Originally Posted by Luke Maddux

I'm not being condescending, so I hope it doesn't come off that way.

Cheers,
Luke

+1

I also don't wish to sound condescending, but yes it was made, probably in a collapsing star at some stage in the formation of the universe.

But, it is so reactive that it rarely occurs in isolation.

Wiki quote:

Aluminium or aluminum is a chemical element in the boron group with symbol Al and atomic number 13. It is a silvery-white, soft, nonmagnetic, ductile metal. By mass, aluminium makes up about 8% of the Earth's crust; it is the third most abundant element after oxygen and silicon and the most abundant metal in the crust, though it is less common in the mantle below. Aluminium metal is so chemically reactive that native specimens are rare and limited to extreme reducing environments. Instead, it is found combined in over 270 different minerals.^[7] The chief ore of aluminium is bauxite.

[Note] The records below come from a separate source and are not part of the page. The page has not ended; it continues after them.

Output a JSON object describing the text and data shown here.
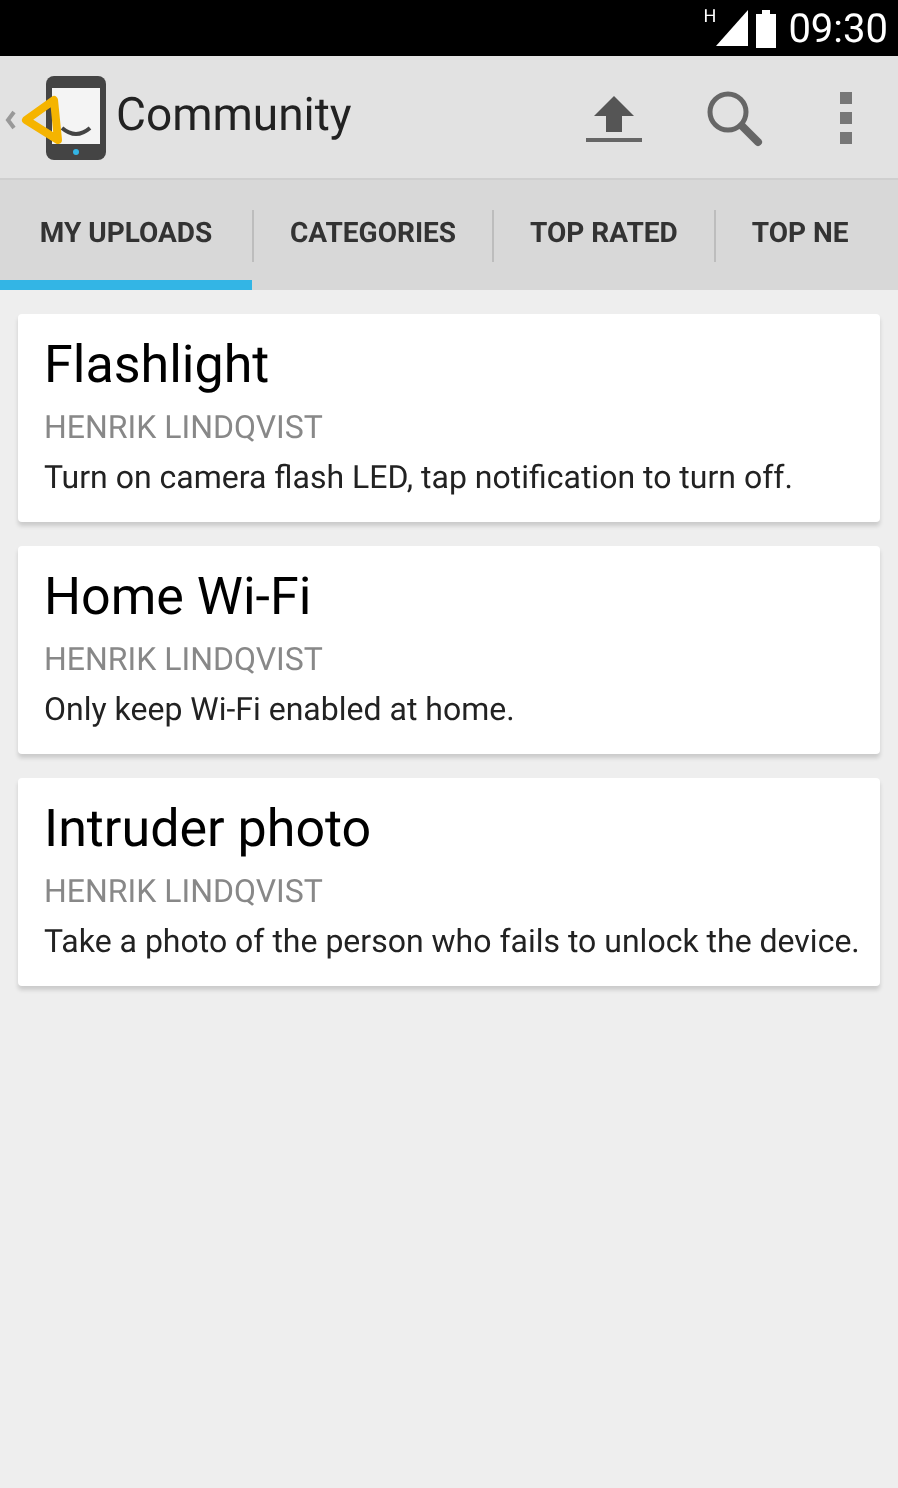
{
  "status_bar": {
    "network": "H",
    "time": "09:30"
  },
  "action_bar": {
    "title": "Community"
  },
  "tabs": [
    {
      "label": "MY UPLOADS",
      "selected": true
    },
    {
      "label": "CATEGORIES",
      "selected": false
    },
    {
      "label": "TOP RATED",
      "selected": false
    },
    {
      "label": "TOP NE",
      "selected": false
    }
  ],
  "items": [
    {
      "title": "Flashlight",
      "author": "HENRIK LINDQVIST",
      "description": "Turn on camera flash LED, tap notification to turn off."
    },
    {
      "title": "Home Wi-Fi",
      "author": "HENRIK LINDQVIST",
      "description": "Only keep Wi-Fi enabled at home."
    },
    {
      "title": "Intruder photo",
      "author": "HENRIK LINDQVIST",
      "description": "Take a photo of the person who fails to unlock the device."
    }
  ]
}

I'm thinking along the same lines as Bodhan, that aluminium oxide could be as much the culprit as Silica. Does it occur naturally in wood?

re aluminium salts.
perhaps more fruitful would be an exploration of the solubility of the various naturally occuring Al salts, and for that matter Iron (Fe) salts, especially compared to silicon salts.

For Stewie, one reason you get laterite and Bauxite deposits is that the relevant Fe and AL salts are not very soluble and hence they get left behind as the other salts are disolved and washed out of the soil strata.